This approach to string handling is one of few things Java got just right. At least compared to mess that are numeric types.
Aside from threading, string manipulation is an annoying topic. Languages can do well to treat strings in this way.
An important thing to keep in mind here. Java strings are 'words'. They are not char *, collection of chars, an array of values - they are conceptual strings, a text, and should be treated as such.
As for performance - experience shows that in typical string processing, straight-forward approach using immutable strings and garbage collection is order of magnitude faster than C++ methods. Real world practice shows that string manipulations tend to discard data almost immediately after use in just about all cases.
Obviously, there is a whole class of in-place algorithms that can offer vastly superior performance, but they also introduce systematic flaws which hamper productivity and increase cost of development far beyond what is reasonable. Typical example is the require size of buffer. There are effectively no use cases left anymore where predetermined size will fit. Point in case: buffer overflows - still unsolved, still here.
In addition, string operations on immutable strings make all operations streaming in nature. Either use existing instance, or process left to right into new one.
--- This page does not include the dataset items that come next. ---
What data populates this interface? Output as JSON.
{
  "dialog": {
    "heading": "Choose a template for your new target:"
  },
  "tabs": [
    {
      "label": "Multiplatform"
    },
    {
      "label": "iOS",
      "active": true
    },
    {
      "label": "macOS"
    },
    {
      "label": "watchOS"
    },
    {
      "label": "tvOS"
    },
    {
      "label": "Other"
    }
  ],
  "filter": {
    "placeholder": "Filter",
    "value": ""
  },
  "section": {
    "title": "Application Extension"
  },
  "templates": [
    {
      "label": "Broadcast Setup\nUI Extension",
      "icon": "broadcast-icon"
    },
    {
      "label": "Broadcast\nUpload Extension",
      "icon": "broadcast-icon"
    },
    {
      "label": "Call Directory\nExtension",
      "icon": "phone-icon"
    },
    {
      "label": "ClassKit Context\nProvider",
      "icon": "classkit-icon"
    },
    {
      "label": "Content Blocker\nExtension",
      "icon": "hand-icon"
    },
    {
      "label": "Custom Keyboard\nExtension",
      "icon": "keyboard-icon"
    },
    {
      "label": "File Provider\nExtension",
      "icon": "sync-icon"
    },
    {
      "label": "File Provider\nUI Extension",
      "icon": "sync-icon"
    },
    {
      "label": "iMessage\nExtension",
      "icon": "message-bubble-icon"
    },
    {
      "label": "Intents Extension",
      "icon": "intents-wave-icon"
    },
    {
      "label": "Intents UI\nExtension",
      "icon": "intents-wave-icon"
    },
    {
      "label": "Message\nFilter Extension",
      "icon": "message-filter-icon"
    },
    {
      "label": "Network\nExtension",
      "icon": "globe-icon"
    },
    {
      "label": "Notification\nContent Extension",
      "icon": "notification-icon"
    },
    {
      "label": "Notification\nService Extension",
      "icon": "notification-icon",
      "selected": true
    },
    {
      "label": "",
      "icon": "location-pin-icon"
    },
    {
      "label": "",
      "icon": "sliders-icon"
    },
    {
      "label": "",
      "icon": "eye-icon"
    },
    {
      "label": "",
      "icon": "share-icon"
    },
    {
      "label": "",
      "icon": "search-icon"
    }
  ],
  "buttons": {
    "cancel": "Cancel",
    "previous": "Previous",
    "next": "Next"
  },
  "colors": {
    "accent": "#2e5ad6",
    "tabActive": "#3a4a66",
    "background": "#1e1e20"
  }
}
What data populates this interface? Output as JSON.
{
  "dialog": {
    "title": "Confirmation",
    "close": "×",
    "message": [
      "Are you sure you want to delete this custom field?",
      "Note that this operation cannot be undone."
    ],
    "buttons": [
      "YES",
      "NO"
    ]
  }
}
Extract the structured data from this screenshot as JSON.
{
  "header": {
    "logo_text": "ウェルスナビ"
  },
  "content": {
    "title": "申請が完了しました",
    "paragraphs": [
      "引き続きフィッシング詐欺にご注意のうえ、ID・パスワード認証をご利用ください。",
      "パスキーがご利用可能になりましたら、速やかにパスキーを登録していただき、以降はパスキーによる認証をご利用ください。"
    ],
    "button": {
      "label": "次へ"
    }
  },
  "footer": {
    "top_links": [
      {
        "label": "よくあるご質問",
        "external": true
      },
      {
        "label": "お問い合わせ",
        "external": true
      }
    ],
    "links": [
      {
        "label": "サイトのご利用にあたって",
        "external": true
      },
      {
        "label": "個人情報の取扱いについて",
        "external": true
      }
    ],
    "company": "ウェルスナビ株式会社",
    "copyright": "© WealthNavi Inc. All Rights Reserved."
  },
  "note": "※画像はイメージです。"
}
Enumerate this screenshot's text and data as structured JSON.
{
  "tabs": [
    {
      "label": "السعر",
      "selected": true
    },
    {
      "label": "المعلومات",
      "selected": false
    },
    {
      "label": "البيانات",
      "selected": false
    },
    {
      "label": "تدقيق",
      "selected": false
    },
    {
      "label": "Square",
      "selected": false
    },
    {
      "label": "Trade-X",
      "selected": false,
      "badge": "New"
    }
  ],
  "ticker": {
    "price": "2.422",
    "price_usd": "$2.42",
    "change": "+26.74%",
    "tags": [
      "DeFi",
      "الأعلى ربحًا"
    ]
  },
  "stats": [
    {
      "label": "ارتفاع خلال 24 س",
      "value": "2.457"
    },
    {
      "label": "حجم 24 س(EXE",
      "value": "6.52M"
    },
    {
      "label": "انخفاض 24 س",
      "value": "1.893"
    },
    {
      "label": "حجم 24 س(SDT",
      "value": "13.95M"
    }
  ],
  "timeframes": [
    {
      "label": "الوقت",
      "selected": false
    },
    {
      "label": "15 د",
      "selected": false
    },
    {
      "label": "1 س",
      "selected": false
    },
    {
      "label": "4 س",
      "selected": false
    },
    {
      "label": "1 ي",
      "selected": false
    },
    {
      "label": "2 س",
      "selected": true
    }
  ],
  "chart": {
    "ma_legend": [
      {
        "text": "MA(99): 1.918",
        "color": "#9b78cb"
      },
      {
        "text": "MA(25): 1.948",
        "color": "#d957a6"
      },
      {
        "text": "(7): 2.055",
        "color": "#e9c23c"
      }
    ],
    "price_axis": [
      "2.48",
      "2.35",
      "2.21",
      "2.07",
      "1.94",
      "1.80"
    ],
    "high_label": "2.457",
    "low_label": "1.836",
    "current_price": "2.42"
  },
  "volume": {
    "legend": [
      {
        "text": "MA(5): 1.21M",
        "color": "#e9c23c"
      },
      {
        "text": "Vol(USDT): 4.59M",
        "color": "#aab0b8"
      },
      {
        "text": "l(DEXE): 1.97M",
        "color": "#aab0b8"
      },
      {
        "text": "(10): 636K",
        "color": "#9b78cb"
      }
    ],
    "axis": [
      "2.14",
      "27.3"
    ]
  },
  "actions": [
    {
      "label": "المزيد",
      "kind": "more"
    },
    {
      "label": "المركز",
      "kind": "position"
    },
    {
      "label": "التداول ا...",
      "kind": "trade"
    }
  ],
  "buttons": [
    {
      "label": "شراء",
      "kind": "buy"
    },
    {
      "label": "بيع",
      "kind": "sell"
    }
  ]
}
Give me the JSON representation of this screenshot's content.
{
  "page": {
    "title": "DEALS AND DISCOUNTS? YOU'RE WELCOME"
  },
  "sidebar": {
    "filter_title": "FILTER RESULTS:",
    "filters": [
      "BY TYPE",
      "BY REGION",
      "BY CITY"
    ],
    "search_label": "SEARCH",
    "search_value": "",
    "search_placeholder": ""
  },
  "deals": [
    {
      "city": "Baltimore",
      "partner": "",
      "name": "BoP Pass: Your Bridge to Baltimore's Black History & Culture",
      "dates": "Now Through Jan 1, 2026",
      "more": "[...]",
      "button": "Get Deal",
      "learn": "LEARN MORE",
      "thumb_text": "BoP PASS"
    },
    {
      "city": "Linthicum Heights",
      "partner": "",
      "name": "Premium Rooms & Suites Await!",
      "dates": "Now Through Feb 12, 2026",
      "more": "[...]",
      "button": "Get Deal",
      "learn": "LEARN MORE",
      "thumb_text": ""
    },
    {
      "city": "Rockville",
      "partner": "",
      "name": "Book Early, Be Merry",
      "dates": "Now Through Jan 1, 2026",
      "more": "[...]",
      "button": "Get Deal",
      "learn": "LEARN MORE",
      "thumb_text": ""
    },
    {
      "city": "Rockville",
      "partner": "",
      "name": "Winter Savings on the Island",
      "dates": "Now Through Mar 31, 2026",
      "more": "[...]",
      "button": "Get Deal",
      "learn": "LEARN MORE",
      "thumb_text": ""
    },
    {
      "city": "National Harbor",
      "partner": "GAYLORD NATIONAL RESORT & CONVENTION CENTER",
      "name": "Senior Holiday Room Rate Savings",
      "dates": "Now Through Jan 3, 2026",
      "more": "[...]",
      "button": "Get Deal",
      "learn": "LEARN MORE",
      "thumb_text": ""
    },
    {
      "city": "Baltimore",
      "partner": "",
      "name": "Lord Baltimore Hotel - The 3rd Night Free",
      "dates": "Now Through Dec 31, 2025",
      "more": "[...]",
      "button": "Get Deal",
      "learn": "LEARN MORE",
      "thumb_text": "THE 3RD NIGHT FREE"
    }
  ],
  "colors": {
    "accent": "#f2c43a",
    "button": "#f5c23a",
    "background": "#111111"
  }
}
This makes copies cheap (but still more expensive than in-place).
C or C++ are blown clear out of water by managed languages when it comes to string handling. Adequately large application will, without any effort spent on optimization, outperform equivalent C or C++ application. This was shown long ago for, IIRC, Tex. Specialized mallocs and local allocation optimization as well as a lot of effort is needed to outperform it.
Another string handling concept that tends to creep up from time to time are
ropes. In practice however, these fall into same category as tries or binary insertion sort. Elegant, flexible, but with constant factor cost that makes them slower by a constant factor in just about any real world scenario.
Immutable types are very much in line with functional programming concepts, which is why learning a functional language is always beneficial.
For trivial cases, these differences are irrelevant, with exception of a few very specialized domains.
Edit: HashMap has special optimizations which benefit from immutability. When used with strings (or other immutable objects), it pays to reuse *same* instance for key. This results in lightning fast lookups, which may be counter-intuitive compared to map in C++. Other structures can benefit from this as well, there are also many optimizations hidden in standard library, and it could have something to do with intern() as well (it's been a while).
For extensive lookups, I even went as far as to use a helper set to hold unique instances loaded at runtime, since it offered such huge benefit.